J’étais sur le point de fondre en larmes. Je me sentais déjà terriblement coupable de toutes les histoires avec Tone, je n’avais pas besoin que l’on toque à ma porte pour en rajouter une couche. Matthieu sentit mon mal-être et vint me prendre dans ses bras pendant que le reste du Cuple s’affairait afin de me préparer mon kit anti-tristesse ; pop-corns trempés dans de la vodka, quelques cocktails faits avec soin par Gwen -qui portait bien son titre d’ancien barman- et une mer de plaids doux à souhait pour recouvrir mes problèmes. On me servit une montagne de bisous et de caresses pour me réconforter mais mon moral était au plus bas, je ne pouvais m’empêcher de penser à ce que Tone m’avait dit le jour où nous avions rompu, ses attentes envers moi, sa façon si dégoutante d’exiger plus de moi -comme si je ne lui avais pas donné assez- puis sa copine qui venait me harceler pour que je lui pardonne -comme si je le devais. Un moment, Tom quitta notre énorme masse de corps regroupés sous une dizaine de couvertures et sortit sans un mot. Il revint quelques minutes plus tard accompagné des chiens du refuge le plus proche de chez nous, celui où Kara attendait sa famille pour la vie. Cette dernière me sauta au cou en m’apercevant et déchira un sourire sur mon visage triste, suivie de près par le reste de la petite meute. Voir tous ces canidés remuant la queue devant moi et Kara me léchouiller les joues avec tendresse, ma bonne humeur revint en un instant. Je jouai et câlinai tous ces chiens avec plaisir puis autorisai la petite pitbull beige à se reposer couchée contre moi tandis que je lui embrassais les oreilles, m’inquiétant que sa future famille puisse vouloir les lui couper par “esthétisme”. Je savais qu’il ne m’appartenait pas de prendre ce type de décisions la concernant mais j’étais certain d’une chose : je ne laisserai pas Kara aux mains de gens qui pourraient lui faire du mal. J’étais devenu bénévole dans son refuge juste pour pouvoir veiller sur elle et j’avais toujours été tenu au courant de tout son parcours, je savais même que sa dernière famille adoptive l’avait rendue après quelques jours parce qu’elle était trop craintive. Je n’aurais jamais laissé qui que ce soit s’en prendre à elle. En me voyant si câlin avec la chienne qui s’était un jour faufilée dans son lit, Tom me questionna sur la nature de notre relation :
- Pourquoi tu as l’air de l’aimer plus que les autres, celle-là ?

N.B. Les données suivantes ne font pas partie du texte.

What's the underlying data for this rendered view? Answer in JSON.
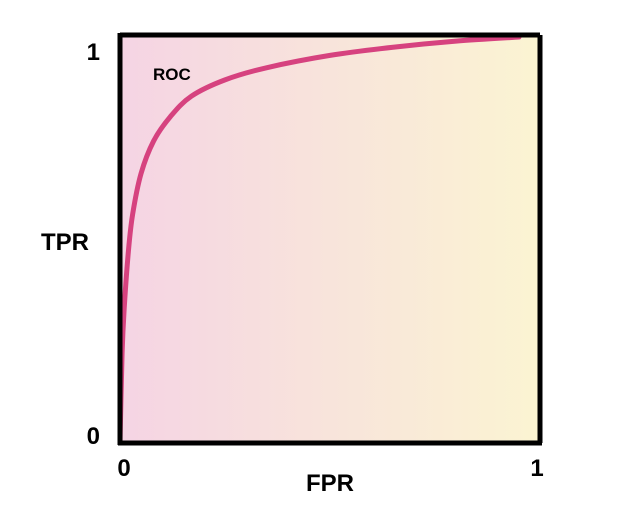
{
  "chart_data": {
    "type": "line",
    "xlabel": "FPR",
    "ylabel": "TPR",
    "xlim": [
      0,
      1
    ],
    "ylim": [
      0,
      1
    ],
    "x_ticks": [
      "0",
      "1"
    ],
    "y_ticks": [
      "0",
      "1"
    ],
    "grid": false,
    "series": [
      {
        "name": "ROC",
        "color": "#d6427f",
        "x": [
          0,
          0.005,
          0.01,
          0.02,
          0.03,
          0.05,
          0.08,
          0.12,
          0.17,
          0.25,
          0.35,
          0.5,
          0.65,
          0.8,
          0.95
        ],
        "y": [
          0,
          0.22,
          0.33,
          0.47,
          0.56,
          0.66,
          0.74,
          0.8,
          0.85,
          0.89,
          0.92,
          0.95,
          0.97,
          0.985,
          0.995
        ]
      }
    ],
    "background_gradient": [
      "#f5d4e4",
      "#fbf4d2"
    ],
    "frame_color": "#000000"
  }
}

Je souris puis lui racontai comment je l’avais rencontrée. Je me souvenais encore de la première fois que je l’avais vue, recroquevillée sur elle-même dans sa cage, une chaîne autour du cou. J’avais passé des mois à l’apprivoiser en lui offrant des bonbons avant de finalement venir la récupérer sans un mot à sa propriétaire de l’époque afin de l’amener au refuge, elle m’avait fait la fête en me couvrant de bisous lorsque je l’avais sortie de là et je m’étais senti si spécial à travers ses caresses. Elle était terrifiée par toutes les autres personnes qui l’avaient approchée mais c’était différent avec moi, on m’avait souvent dit qu’elle paraissait toujours plus apaisée quand j’étais là. J’étais son ancre, son sauveur. Je me sentais responsable d’elle alors j’étais resté pour m’occuper d’elle. Je lui avais appris à refaire confiance à ses jambes, elle qui passait ses journées enfermée, et son corps atrophié avait repris peu à peu en volume. Nous avions eu le temps de nous rapprocher, de créer un lien profond ensemble et j’imaginais désormais bien mal ma vie sans sa présence de temps à autre. Je n’étais pas sûr de savoir comment réagir quand elle viendrait à se faire adopter, cela faisait déjà deux ans que je l’avais rencontrée. Tout mon Cuple sembla touché en m’entendant parler d’elle, ils n’avaient pas réalisé que nous étions si proches. Je savais que je ne pouvais pas leur imposer de l’adopter juste parce que j’en avais envie, surtout pour Tom qui détestait les chiens, alors je ne songeai même pas à leur décrire à quel point j’en avais envie. Et j’en avais envie.